Tell us about your leadership philosophy and how it influences the culture of the Pastors under your care and the CME church? The scripture is Ephesians 4: 11-16
11 So Christ himself gave the apostles, the prophets, the evangelists, the pastors and teachers, 12 to equip his people for works of service, so that the body of Christ may be built up 13 until we all reach unity in the faith and in the knowledge of the Son of God and become mature, attaining to the whole measure of the fullness of Christ.
14 Then we will no longer be infants, tossed back and forth by the waves, and blown here and there by every wind of teaching and by the cunning and craftiness of people in their deceitful scheming. 15 Instead, speaking the truth in love, we will grow to become in every respect the mature body of him who is the head, that is, Christ. 16 From him the whole body, joined and held together by every supporting ligament, grows and builds itself up in love, as each part does its work.

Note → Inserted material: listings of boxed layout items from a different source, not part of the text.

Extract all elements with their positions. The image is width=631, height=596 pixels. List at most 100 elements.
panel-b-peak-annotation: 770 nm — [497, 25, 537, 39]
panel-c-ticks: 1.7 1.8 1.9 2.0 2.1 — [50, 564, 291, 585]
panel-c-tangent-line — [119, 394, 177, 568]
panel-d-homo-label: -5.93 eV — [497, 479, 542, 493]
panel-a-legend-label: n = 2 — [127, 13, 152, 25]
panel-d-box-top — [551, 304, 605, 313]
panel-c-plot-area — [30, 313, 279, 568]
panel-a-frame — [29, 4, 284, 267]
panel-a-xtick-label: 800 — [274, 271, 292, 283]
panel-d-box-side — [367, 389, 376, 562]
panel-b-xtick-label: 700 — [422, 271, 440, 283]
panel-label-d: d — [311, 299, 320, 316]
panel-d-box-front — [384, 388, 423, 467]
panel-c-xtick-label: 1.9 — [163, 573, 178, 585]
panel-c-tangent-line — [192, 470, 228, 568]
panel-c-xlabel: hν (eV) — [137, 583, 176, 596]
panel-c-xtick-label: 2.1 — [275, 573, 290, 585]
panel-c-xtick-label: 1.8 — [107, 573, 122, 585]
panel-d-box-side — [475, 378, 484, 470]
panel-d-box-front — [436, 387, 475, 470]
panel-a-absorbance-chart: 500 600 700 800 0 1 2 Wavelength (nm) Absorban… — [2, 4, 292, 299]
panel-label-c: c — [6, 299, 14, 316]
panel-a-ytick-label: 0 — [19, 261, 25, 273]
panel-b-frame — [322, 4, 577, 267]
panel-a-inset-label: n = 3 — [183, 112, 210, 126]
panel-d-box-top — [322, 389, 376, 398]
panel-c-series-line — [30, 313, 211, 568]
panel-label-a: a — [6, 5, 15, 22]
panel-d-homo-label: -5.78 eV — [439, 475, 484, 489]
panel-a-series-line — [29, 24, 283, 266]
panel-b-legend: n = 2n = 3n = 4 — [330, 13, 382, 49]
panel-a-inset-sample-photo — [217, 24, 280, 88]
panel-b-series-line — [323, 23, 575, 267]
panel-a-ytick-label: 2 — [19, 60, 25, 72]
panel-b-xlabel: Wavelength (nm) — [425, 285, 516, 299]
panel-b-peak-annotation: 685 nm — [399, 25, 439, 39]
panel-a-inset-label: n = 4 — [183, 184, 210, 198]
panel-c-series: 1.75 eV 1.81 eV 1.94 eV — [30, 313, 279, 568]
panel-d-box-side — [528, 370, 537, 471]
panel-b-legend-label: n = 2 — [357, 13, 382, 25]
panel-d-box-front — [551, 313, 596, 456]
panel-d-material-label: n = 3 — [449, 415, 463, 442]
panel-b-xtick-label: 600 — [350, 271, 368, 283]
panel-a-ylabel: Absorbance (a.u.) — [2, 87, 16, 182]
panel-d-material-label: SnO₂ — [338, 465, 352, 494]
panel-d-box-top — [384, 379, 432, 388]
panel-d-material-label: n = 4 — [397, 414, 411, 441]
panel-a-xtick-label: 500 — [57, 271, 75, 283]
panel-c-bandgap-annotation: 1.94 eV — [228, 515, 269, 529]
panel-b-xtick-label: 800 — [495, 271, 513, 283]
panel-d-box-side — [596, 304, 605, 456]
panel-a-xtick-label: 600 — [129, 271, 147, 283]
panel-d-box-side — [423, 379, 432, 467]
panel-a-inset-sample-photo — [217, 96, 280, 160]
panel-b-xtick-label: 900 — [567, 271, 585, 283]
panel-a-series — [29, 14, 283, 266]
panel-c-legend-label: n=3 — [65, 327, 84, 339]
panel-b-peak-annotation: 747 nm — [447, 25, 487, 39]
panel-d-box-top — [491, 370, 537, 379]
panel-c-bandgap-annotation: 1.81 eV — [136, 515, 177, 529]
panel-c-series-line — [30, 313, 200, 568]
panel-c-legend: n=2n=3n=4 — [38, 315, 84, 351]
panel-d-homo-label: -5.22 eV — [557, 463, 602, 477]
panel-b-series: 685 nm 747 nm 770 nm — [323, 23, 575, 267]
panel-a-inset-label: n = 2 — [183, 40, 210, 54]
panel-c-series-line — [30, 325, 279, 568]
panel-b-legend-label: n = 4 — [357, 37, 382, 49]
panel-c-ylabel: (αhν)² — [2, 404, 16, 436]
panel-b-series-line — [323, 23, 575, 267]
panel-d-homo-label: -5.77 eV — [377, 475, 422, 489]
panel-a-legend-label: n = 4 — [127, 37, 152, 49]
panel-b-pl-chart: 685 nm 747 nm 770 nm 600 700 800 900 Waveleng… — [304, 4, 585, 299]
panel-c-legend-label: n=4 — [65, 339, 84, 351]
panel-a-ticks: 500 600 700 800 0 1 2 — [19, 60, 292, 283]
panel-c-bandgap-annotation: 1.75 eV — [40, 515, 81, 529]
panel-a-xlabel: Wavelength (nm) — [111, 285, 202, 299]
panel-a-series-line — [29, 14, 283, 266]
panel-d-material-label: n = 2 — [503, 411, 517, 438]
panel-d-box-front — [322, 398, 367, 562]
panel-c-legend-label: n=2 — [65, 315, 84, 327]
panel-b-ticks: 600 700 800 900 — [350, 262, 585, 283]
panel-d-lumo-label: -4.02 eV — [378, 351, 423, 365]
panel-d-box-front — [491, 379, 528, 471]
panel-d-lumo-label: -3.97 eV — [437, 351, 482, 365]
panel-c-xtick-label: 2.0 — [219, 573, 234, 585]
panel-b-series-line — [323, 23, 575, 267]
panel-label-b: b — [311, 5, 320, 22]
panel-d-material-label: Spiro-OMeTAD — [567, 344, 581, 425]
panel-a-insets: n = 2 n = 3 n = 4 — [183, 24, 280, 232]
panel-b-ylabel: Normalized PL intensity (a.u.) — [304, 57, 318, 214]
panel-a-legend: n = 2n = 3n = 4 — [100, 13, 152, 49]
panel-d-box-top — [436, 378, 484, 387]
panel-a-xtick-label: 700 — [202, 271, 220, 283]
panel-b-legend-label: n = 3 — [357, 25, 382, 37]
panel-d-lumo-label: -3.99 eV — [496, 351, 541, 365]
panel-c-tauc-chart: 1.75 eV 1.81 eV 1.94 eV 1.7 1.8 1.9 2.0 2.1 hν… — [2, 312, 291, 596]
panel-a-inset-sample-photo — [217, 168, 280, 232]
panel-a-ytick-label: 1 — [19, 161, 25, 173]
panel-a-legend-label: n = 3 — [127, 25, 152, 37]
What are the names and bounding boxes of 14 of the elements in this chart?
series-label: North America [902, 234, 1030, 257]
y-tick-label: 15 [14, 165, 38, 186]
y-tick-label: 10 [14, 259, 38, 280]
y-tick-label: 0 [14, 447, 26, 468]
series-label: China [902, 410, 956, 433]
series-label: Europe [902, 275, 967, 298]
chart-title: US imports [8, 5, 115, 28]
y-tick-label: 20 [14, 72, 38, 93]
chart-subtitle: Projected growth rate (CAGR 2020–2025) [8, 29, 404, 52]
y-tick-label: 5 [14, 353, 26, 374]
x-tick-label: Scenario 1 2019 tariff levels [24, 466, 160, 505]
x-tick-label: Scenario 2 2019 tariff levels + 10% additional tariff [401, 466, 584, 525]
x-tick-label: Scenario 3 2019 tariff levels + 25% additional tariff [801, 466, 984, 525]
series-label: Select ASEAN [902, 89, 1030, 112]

And the Gospel scripture in that how we worship John 4:24. “God is spirit, and his worshipers must worship in the Spirit and in truth.” And so that is what we do. Let the Lord lead you and Zoweh breath upon you and then as He promotes His holy sprit within you and around you, just lead in truth, just be who God has intended for you to be not who you necessarily want to be and somebody else says this is how they want you to be. you can take in to account what they want you to be but you still have to be true to yourself and to who God has made you to be.
Anything Else you would like the readers to know that we might have left off?
I did except Christ at the age of nine at Miles Chapel Houston Texas and I was a proud pastor and treasurer for the East Texas Region 8 years and pastored the post oak CME church. I just want to make sure that they know I was proud to be their pastor for those eight years. Married to my wife of 37 years, with 3 adult children, one son-in-law and one daughter-in-law and seven grandchildren.